4. Da es sich nicht um eine erstmalige Gewährung von Unterhaltsvorschüssen, sondern um eine Weitergewährung handelt, ist § 18 Abs 1 Z 2 UVG maßgeblich, wonach die Gerichte die Vorschüsse weiter zu gewähren haben, wenn keine Bedenken dagegen bestehen, dass die Voraussetzungen der Gewährung der Vorschüsse weiter gegeben sind. Der Antrag auf Weitergewährung ist damit an weniger strenge Voraussetzungen geknüpft als die Erstgewährung. Im Fall der Weitergewährung hat das Kind im Wesentlichen nur zu behaupten, dass die Voraussetzungen, die bei der Erstgewährung angenommen wurden, weiterhin gegeben sind (10 Ob 15/16b mwN; Neumayr in Schwimann/Kodek, ABGB4 § 18 UVG Rz 1, 4 und 5).

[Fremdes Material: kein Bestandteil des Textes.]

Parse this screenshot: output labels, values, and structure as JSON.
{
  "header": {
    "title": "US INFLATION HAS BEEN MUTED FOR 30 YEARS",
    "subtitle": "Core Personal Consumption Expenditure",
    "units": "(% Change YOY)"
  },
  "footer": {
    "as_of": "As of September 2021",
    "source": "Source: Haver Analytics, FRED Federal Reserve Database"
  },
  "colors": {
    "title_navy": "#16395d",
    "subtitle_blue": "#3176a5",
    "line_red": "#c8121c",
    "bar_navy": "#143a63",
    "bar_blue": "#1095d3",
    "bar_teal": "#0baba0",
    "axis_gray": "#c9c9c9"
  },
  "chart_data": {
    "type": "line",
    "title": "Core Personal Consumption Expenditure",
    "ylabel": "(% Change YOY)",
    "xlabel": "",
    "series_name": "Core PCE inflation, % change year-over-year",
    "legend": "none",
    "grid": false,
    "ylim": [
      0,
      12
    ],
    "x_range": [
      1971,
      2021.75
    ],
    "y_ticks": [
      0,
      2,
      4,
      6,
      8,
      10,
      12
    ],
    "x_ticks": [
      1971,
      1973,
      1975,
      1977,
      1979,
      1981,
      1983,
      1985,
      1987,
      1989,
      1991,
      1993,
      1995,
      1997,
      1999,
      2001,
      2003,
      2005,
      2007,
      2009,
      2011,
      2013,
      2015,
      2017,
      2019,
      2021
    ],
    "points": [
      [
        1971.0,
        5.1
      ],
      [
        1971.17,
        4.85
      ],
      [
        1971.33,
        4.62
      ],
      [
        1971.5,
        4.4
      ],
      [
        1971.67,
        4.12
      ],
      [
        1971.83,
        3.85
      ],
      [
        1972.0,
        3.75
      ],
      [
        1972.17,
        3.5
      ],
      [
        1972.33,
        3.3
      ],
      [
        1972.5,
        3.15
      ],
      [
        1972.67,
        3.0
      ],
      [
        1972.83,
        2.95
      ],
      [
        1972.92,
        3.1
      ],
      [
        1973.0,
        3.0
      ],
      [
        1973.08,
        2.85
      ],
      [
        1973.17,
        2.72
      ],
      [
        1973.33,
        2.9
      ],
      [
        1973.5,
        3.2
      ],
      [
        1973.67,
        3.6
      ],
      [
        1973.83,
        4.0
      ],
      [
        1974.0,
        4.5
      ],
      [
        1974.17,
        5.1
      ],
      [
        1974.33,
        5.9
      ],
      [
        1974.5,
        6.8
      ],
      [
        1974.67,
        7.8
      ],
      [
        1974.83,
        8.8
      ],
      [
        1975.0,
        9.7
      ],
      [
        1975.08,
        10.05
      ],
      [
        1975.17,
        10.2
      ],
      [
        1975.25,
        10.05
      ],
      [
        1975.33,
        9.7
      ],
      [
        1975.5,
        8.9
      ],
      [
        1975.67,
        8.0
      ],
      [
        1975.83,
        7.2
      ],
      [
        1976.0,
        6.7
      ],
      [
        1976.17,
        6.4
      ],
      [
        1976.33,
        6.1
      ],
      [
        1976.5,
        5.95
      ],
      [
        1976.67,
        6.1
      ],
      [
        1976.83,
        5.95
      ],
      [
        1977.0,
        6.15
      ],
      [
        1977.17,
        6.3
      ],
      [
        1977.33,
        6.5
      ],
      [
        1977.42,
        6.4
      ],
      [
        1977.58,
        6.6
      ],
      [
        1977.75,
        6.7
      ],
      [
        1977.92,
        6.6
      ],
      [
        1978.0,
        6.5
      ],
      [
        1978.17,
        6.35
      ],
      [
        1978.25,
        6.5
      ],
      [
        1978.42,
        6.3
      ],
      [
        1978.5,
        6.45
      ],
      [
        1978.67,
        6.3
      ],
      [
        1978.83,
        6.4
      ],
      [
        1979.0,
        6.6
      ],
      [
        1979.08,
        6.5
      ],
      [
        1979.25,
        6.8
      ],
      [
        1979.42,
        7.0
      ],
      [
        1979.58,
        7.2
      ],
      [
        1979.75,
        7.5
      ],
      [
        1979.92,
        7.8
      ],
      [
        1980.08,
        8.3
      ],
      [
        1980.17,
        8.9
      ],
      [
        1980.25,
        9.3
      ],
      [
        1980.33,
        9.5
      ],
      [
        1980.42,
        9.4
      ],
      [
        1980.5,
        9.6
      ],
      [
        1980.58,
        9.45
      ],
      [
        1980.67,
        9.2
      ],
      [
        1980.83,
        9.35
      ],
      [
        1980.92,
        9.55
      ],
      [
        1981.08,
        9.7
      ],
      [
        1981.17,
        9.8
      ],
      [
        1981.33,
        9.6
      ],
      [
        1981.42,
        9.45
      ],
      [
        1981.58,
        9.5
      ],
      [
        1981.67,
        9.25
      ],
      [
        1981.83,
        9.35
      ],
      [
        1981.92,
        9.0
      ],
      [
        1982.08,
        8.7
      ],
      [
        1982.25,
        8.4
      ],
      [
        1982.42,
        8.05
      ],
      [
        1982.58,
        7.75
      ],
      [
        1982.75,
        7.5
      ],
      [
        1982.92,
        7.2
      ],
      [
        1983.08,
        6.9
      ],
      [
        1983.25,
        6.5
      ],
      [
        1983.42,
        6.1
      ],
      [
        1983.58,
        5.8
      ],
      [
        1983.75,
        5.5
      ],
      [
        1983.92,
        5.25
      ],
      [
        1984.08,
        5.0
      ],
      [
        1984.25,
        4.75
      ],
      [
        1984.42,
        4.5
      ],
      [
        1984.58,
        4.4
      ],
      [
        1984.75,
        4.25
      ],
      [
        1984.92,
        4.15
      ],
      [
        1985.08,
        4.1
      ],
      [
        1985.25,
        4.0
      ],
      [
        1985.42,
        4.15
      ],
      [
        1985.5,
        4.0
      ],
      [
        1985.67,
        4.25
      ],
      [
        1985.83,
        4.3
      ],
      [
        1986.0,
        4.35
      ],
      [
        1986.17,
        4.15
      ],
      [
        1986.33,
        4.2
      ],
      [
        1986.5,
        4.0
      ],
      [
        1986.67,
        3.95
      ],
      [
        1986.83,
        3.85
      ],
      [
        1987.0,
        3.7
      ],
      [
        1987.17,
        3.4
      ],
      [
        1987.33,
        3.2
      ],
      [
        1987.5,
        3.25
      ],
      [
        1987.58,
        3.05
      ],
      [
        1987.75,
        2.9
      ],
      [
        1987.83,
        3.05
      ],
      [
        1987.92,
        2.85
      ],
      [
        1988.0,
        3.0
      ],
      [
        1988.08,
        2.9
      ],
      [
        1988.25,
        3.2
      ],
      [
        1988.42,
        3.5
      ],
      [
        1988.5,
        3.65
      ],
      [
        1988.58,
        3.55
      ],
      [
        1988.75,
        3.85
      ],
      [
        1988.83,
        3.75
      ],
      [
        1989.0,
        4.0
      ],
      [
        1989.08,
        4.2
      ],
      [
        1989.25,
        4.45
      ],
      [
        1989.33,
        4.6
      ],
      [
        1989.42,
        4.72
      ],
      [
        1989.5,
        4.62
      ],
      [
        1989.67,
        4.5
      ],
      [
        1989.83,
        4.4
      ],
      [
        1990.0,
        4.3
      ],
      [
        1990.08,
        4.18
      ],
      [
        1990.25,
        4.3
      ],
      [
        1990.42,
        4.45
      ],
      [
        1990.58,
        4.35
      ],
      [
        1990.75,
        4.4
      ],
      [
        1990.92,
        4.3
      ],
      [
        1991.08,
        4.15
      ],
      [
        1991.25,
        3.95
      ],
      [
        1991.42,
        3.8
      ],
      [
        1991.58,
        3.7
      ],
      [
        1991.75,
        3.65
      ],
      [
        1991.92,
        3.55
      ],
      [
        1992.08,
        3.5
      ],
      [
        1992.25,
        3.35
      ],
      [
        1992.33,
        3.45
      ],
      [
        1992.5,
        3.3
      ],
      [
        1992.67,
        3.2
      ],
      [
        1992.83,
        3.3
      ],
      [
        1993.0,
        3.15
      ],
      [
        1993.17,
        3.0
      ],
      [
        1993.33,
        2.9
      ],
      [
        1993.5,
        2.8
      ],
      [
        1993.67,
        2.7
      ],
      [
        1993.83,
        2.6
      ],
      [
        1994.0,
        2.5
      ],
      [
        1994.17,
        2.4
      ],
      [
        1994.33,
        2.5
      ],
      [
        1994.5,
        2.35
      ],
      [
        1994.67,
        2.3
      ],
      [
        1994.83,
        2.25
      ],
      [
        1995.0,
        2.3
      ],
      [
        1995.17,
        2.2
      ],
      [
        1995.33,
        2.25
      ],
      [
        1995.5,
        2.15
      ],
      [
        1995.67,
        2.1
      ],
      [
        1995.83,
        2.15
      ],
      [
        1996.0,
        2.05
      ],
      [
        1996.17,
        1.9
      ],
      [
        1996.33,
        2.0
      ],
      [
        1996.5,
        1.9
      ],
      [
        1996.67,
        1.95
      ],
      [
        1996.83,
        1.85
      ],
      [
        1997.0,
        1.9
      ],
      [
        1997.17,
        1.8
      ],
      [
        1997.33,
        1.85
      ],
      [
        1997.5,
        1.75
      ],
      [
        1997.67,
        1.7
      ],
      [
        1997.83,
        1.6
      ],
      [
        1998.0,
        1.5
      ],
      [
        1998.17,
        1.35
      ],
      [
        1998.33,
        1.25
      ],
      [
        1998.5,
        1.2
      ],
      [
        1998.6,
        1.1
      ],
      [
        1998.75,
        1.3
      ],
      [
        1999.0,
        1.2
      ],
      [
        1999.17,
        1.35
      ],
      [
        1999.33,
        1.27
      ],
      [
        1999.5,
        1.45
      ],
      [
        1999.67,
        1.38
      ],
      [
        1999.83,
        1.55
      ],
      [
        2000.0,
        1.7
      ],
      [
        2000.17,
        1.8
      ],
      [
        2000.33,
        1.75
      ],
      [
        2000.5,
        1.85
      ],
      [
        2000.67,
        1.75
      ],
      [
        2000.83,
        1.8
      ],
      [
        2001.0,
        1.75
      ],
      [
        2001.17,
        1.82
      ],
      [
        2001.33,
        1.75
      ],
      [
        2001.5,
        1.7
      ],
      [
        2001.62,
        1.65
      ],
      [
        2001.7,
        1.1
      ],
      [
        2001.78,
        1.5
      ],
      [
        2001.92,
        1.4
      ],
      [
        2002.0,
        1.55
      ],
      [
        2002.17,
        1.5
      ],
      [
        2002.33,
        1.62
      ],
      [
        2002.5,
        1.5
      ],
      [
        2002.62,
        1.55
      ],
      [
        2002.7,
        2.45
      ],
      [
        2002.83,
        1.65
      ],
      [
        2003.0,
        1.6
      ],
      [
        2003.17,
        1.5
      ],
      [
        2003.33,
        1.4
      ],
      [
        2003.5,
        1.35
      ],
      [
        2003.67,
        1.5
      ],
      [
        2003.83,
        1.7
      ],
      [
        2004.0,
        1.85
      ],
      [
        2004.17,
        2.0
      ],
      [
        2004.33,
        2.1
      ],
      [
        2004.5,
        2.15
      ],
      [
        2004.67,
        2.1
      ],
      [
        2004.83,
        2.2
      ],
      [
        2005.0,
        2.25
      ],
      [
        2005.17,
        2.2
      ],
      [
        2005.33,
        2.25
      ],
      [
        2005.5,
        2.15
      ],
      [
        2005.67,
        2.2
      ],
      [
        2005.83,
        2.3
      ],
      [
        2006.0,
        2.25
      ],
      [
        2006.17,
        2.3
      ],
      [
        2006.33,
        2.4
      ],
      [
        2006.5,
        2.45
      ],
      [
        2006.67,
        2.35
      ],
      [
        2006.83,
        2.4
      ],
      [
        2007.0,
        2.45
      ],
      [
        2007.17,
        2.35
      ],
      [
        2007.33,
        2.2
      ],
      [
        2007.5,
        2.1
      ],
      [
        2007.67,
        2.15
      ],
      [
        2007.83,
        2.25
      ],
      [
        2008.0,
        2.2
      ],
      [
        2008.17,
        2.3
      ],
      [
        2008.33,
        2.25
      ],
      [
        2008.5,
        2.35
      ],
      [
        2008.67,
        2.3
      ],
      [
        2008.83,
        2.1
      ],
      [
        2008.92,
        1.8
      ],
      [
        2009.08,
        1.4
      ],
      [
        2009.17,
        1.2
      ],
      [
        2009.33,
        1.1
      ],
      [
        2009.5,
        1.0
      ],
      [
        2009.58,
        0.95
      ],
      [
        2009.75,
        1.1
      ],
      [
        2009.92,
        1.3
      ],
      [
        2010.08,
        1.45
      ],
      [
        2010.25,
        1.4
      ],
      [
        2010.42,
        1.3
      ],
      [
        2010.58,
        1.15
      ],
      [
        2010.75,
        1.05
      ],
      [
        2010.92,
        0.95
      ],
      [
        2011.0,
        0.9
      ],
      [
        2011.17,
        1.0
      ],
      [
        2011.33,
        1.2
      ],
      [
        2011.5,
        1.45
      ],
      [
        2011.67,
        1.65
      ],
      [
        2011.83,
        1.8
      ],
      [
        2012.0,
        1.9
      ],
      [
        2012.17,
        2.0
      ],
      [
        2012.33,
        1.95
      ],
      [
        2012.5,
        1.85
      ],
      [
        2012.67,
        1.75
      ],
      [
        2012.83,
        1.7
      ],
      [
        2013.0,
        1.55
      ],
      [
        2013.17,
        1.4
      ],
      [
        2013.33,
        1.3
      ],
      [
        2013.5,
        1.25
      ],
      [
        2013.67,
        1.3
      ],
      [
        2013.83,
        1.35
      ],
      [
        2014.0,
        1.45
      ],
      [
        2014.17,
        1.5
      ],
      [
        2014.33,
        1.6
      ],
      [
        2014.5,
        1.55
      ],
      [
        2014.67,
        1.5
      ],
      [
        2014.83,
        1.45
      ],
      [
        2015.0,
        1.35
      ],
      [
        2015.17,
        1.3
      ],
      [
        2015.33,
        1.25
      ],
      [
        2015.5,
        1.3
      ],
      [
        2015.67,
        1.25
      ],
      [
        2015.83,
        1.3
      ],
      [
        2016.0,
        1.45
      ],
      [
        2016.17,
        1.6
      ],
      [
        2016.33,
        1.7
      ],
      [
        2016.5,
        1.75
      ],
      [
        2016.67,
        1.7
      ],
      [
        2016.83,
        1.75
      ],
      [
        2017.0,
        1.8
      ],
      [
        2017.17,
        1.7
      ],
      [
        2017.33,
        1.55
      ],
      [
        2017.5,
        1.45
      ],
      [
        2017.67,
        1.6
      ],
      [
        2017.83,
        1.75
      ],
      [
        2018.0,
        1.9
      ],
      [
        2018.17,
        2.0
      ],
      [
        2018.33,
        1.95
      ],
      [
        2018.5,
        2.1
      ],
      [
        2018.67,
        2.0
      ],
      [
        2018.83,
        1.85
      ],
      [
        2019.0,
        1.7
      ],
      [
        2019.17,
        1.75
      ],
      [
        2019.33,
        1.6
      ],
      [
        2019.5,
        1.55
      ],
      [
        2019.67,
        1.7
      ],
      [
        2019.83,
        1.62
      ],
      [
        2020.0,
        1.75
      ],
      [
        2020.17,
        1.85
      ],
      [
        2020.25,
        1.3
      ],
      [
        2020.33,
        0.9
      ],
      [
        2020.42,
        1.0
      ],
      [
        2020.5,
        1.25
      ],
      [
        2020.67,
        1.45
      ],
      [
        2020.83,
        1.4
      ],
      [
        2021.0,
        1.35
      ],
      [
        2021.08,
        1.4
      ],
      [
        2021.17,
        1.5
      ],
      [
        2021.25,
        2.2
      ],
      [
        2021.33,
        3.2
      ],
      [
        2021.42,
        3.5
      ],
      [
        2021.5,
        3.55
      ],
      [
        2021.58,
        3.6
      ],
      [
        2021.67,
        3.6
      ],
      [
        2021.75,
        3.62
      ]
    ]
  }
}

5. Flüchtlinge sind iSd Art 1 A Z 2 GFK Personen, die sich „aus wohlbegründeter Furcht, aus den Gründen der Rasse, Religion, Nationalität, Zugehörigkeit zu einer bestimmten sozialen Gruppe oder der politischen Gesinnung verfolgt zu werden, außerhalb ihres Heimatlandes befinden und nicht in der Lage oder im Hinblick auf diese Furcht nicht gewillt sind, sich des Schutzes dieses Landes zu bedienen“.

6.1 Das Erstgericht hat zum Fortbestehen der Flüchtlingseigenschaft seit der Erstgewährung konkrete Feststellungen getroffen bzw als bescheinigt angesehen und daraus rechtlich abgeleitet, dass der Sachverhalt ident wie zum Zeitpunkt des ursprünglichen Gewährungsbeschlusses ist. Es ging rechtlich davon aus, dass die Flüchtlingseigenschaft der Kinder weiter bestehe und daher die Voraussetzungen für die Weitergewährung vorliegen.

6.2 Der Bund hat sich in seinem Rekurs gegen den vom Erstgericht festgestellten bzw als bescheinigt angesehenen Sachverhalt gewendet und gegenteilige bzw anderslautende Tatsachenbehauptungen aufgestellt. Im Revisionsrekurs wird geltend gemacht, dass das Rekursgericht – ausgehend von seiner Rechtsansicht – auf dieses Rekursvorbringen bisher nicht eingegangen ist und die Tatsachenrüge unerledigt gelassen hat.

7.1 Das Rekursgericht wird sich daher im fortgesetzten Verfahren mit dem bisher nicht behandelten Rekursvorbringen zu befassen haben (§ 53 AußStrG).

7.2 Dies führt zur Aufhebung des Beschlusses des Rekursgerichts und zur Zurückverweisung zur neuerlichen Entscheidung.